Frontend status page
Backend image processing
Image to process
Processsed image - finding white bag
How many times have you rushed out the door in the morning and arrived at work or school only to realize that you forgot that one book you needed or left your computer charger plugged in at your desk? The technology that Amazon modeled to the world in their grocery store, Amazon Go, could be implemented in your home to track your most important belongings.
What it does
The Elephant in the Room is an addition to the home security and smart home networks that are already rising in today's market. IP cameras in your home send their feed to a local server, where opencv used to identify and track objects that have been selected by the user. These items flagged as important can be searched for and found for the user by the server. Additionally, geo-fencing technology can be used to detect when you leave your home, and the server can then notify you if you left an important belonging behind.
How we built it
In order to accomplish this task here on campus, a public AWS server had to be used in place of a local server. Additionally, a computer's webcam was used in place of an IP camera due to lack of proper hardware. Finally, the 'door' is a distance sensor that latches open or closed when somebody passes in front of it, signifying when a user enters or leaves their home.
There are three segments to our project. The server, the 'IP camera', and the 'door'. The server is running a looping program that takes a picture with the IP camera, runs an image recognition script on the picture, then checks if the user has left through the 'door'. If an item has been left and the user is vacant, the program sends one text message to the user indicating which object was left behind.
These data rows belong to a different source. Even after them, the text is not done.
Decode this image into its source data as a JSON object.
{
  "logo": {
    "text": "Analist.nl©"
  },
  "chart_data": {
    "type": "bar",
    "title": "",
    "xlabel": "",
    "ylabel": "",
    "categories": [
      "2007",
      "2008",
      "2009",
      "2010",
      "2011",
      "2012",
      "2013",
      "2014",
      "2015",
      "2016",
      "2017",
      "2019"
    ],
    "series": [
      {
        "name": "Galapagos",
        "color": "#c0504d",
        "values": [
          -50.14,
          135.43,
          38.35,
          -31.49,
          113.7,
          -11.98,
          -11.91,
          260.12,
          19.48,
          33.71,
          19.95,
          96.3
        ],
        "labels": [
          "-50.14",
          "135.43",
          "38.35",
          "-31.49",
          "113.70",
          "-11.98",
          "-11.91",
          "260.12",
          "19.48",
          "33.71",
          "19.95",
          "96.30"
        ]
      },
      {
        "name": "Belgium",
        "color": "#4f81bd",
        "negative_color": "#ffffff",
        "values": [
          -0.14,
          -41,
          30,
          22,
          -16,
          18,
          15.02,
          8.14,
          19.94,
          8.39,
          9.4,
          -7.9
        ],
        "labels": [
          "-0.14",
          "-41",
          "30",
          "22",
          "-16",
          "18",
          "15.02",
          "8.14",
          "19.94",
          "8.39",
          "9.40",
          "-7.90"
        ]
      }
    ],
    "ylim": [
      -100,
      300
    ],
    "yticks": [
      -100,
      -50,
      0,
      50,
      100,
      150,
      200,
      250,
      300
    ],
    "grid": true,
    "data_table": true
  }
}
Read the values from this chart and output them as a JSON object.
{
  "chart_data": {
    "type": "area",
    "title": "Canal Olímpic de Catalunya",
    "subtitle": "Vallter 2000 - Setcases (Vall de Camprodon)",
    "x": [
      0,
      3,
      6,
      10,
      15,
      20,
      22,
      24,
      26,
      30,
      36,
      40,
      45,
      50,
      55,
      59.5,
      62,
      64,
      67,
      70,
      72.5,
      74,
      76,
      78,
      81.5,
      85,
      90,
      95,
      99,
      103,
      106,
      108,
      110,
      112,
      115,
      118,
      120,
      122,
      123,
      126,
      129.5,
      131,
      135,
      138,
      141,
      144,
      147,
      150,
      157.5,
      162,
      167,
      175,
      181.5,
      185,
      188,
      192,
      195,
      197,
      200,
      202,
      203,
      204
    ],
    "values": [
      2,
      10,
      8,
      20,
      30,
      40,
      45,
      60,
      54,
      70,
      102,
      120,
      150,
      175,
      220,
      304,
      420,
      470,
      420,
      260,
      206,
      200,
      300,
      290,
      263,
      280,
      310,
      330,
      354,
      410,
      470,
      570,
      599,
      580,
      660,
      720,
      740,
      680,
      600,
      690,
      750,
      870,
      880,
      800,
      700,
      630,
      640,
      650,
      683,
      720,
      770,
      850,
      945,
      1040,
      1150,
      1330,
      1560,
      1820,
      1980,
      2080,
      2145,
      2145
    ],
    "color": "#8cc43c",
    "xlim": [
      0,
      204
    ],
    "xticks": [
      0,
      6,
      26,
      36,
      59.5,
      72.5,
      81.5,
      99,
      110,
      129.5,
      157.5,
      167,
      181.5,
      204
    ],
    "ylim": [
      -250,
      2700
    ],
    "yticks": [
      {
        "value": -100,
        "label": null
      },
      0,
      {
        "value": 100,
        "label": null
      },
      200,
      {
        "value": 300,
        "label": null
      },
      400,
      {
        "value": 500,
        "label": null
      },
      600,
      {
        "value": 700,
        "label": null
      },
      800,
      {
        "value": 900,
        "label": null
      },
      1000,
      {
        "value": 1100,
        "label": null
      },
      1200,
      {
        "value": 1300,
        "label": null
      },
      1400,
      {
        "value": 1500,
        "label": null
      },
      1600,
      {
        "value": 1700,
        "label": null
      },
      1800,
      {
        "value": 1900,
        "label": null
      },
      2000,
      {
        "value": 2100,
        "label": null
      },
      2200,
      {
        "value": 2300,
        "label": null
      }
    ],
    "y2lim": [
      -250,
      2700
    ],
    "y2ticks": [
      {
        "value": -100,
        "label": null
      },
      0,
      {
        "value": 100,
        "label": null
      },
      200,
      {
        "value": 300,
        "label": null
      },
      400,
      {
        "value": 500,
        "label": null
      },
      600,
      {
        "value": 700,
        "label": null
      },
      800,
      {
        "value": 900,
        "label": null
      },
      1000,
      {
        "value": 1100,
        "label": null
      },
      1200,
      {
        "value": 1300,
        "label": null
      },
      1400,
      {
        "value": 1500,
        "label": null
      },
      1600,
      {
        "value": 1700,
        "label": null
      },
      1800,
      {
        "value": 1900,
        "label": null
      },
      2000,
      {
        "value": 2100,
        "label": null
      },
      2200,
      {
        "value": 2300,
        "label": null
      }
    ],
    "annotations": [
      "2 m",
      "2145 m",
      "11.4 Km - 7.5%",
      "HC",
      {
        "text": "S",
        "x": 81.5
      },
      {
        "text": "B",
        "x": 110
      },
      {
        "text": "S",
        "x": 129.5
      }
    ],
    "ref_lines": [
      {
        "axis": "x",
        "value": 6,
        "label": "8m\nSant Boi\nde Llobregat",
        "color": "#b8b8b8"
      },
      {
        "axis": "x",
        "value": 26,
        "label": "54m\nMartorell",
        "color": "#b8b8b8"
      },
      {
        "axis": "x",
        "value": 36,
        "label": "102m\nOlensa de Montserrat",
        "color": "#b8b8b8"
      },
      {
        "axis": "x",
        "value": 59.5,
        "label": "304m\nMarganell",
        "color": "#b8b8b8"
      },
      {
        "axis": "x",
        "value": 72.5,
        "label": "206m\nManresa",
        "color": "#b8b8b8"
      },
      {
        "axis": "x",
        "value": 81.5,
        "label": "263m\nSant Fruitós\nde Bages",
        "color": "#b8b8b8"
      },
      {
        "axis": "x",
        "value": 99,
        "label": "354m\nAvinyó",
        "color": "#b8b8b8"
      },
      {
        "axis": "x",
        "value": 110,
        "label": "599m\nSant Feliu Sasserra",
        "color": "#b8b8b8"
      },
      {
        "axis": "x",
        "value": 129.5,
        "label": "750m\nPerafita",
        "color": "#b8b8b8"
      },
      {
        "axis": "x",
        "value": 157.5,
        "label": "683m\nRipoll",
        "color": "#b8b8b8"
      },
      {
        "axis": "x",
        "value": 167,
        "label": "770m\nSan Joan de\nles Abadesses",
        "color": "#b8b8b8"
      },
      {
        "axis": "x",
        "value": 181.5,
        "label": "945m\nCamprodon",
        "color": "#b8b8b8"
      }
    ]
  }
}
The server also has a webpage that gives feedback for whether or not an object is present in the field of view of the camera or not.
Challenges we ran into
Time and utilities was a large hindrance. This project, if done right, would implement many more hardware components, and would be made more useful to the public with coded elements that we did not have time to start, such as more extensive image recognition with deep learning implemented, or an app that gives the local server's status on the go.
Much of our time was spent trying to interface a small hardware camera with an arduino, giving that element of the project here more of an IP camera feel, but enough problems eventually arose that would take too much time to solve.
We also discovered that UA's OIT automatically quarantines computers that are repeatedly accessing remote servers, in order to prevent potential malicious hackers. For a long time, we were scratching our heads as to why one of our laptops could access the remote AWS server, but our headless RasPi was no longer able to. After much troubleshooting, we found that UA OIT had blocked the RasPi from accessing our AWS server after it pinged it too many times in one minute.
Accomplishments that we're proud of
We are proud of the opencv-enabled image recognition routine that we created to determine whether one of our set objects has been removed from frame.
What we learned
That SO MUCH can be done with opencv and deep learning for image recognition and image tracking, and that we merely scratched the surface of what could be capable.
That forum support for the ArduCAM model we have is sparse, at best :(
What's next for The Elephant in the Room
While the structure we have created for this demo captures the idea of Elephant in the Room, this system we have envisioned is much more extensive than what we have created here.
As far as hardware is concerned, the system should have multiple IP cameras, small RFID tags on some selected items and sensors spread throughout the house, and a local server as opposed to an AWS remote server.
In the software realm, the project would be made better with an app and better use of opencv and deep learning to more accurately identify a variety objects.